At the Grassroots Action City Commission debate (Feb. 16, Journal-World), several candidates endorsed a thoroughly depressing pack of urban economic folk tales, e.g.:

1. The best way to save downtown and keep taxes low is let markets do their magic. (Actually, free markets in Topeka drove up taxes for roads and sewers serving cornfield malls that destroyed the downtown, which is why Lawrence adopted laws limiting growth in retail buildings to what the market can absorb – laws these candidates plan to overturn.)

2. Increasing impact fees so that home builders pay the full cost of growth will reduce affordable housing for low-income people. (Actually, low-income people generally don’t buy new houses.
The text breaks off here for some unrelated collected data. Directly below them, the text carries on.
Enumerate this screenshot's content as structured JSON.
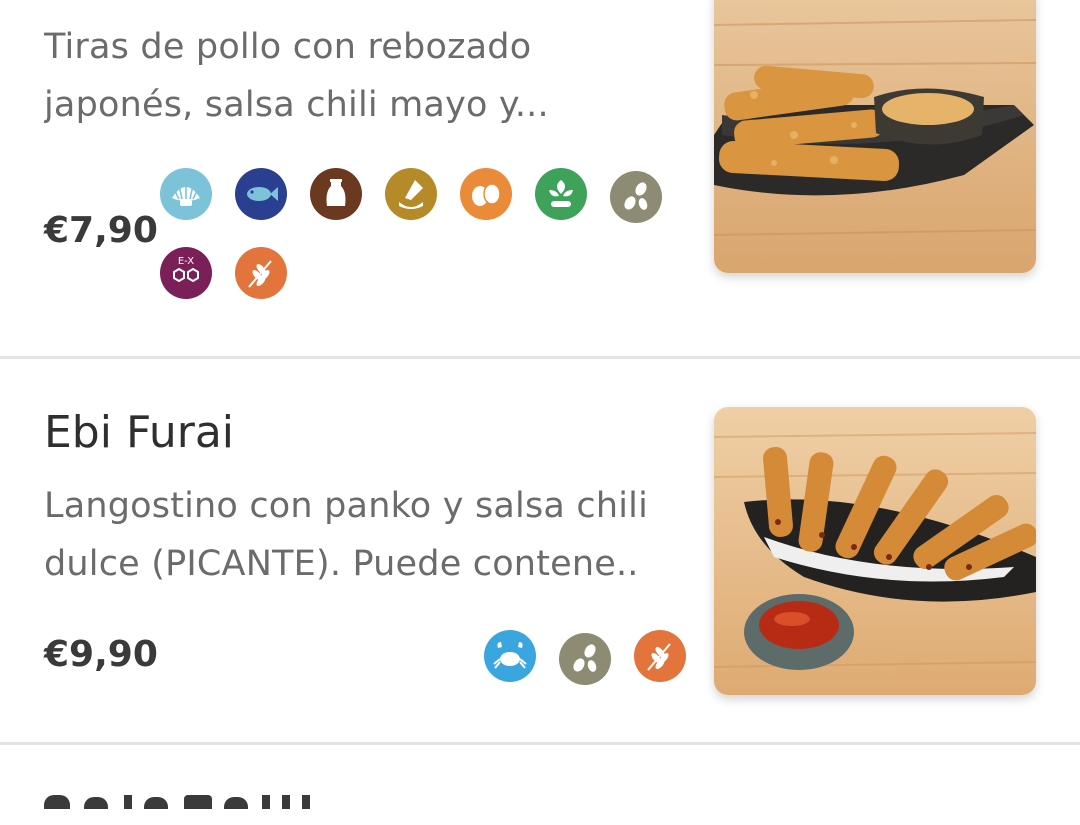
{
  "items": [
    {
      "description_line1": "Tiras de pollo con rebozado",
      "description_line2": "japonés, salsa chili mayo y...",
      "price": "€7,90",
      "allergens": [
        {
          "icon": "shellfish-icon",
          "color": "#7cc3da"
        },
        {
          "icon": "fish-icon",
          "color": "#2a3f8f"
        },
        {
          "icon": "milk-icon",
          "color": "#6b3920"
        },
        {
          "icon": "mustard-icon",
          "color": "#b58b2a"
        },
        {
          "icon": "egg-icon",
          "color": "#e98b38"
        },
        {
          "icon": "soy-icon",
          "color": "#3ea25b"
        },
        {
          "icon": "sesame-icon",
          "color": "#8d8b74"
        },
        {
          "icon": "sulphites-icon",
          "color": "#7a1f58"
        },
        {
          "icon": "gluten-icon",
          "color": "#e3743c"
        }
      ]
    },
    {
      "title": "Ebi Furai",
      "description_line1": "Langostino con panko y salsa chili",
      "description_line2": "dulce (PICANTE). Puede contene..",
      "price": "€9,90",
      "allergens": [
        {
          "icon": "crustacean-icon",
          "color": "#3aa6df"
        },
        {
          "icon": "sesame-icon",
          "color": "#8d8b74"
        },
        {
          "icon": "gluten-icon",
          "color": "#e3743c"
        }
      ]
    }
  ],
  "sulphites_label": "E-X"
}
Also, most economists believe impact fees are passed back to landowners rather than on to home buyers.)

3. High housing costs in Lawrence are driven by red tape. (Actually, there are huge differences in land prices between Lawrence and neighboring places, very small differences in development costs.)

4. New retail development is an important source of new jobs. (Actually the main impact of new retailing is to destroy existing retailing.)
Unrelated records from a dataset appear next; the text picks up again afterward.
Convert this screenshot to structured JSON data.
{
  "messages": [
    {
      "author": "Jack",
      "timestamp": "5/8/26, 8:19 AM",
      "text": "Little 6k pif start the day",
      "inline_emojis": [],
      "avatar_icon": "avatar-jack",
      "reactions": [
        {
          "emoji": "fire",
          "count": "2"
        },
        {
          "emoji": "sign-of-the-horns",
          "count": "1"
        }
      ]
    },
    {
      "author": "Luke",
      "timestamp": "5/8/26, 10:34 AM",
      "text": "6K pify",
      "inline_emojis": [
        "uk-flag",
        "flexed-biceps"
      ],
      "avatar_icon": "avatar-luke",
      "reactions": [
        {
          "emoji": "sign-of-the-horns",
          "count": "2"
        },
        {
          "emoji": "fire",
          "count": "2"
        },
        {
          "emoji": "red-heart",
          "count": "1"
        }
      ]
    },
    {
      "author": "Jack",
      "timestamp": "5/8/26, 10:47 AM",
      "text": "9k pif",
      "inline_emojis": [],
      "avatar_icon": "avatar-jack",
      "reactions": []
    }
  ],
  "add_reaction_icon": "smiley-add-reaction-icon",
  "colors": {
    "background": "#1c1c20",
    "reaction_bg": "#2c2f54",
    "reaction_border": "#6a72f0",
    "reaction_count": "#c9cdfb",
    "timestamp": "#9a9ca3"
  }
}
5. There are no excess vacancies in Lawrence retail space, only in office space. (Actually, Tanger Mall and Riverfront Mall are marketed as office space only because they can’t find retailers.)

The best-funded candidates are endorsing these myths. They get a majority of their funding from the development community. I’m not saying they are insincere. Developers aren’t likely to waste money on insincere candidates, who make bad salespeople.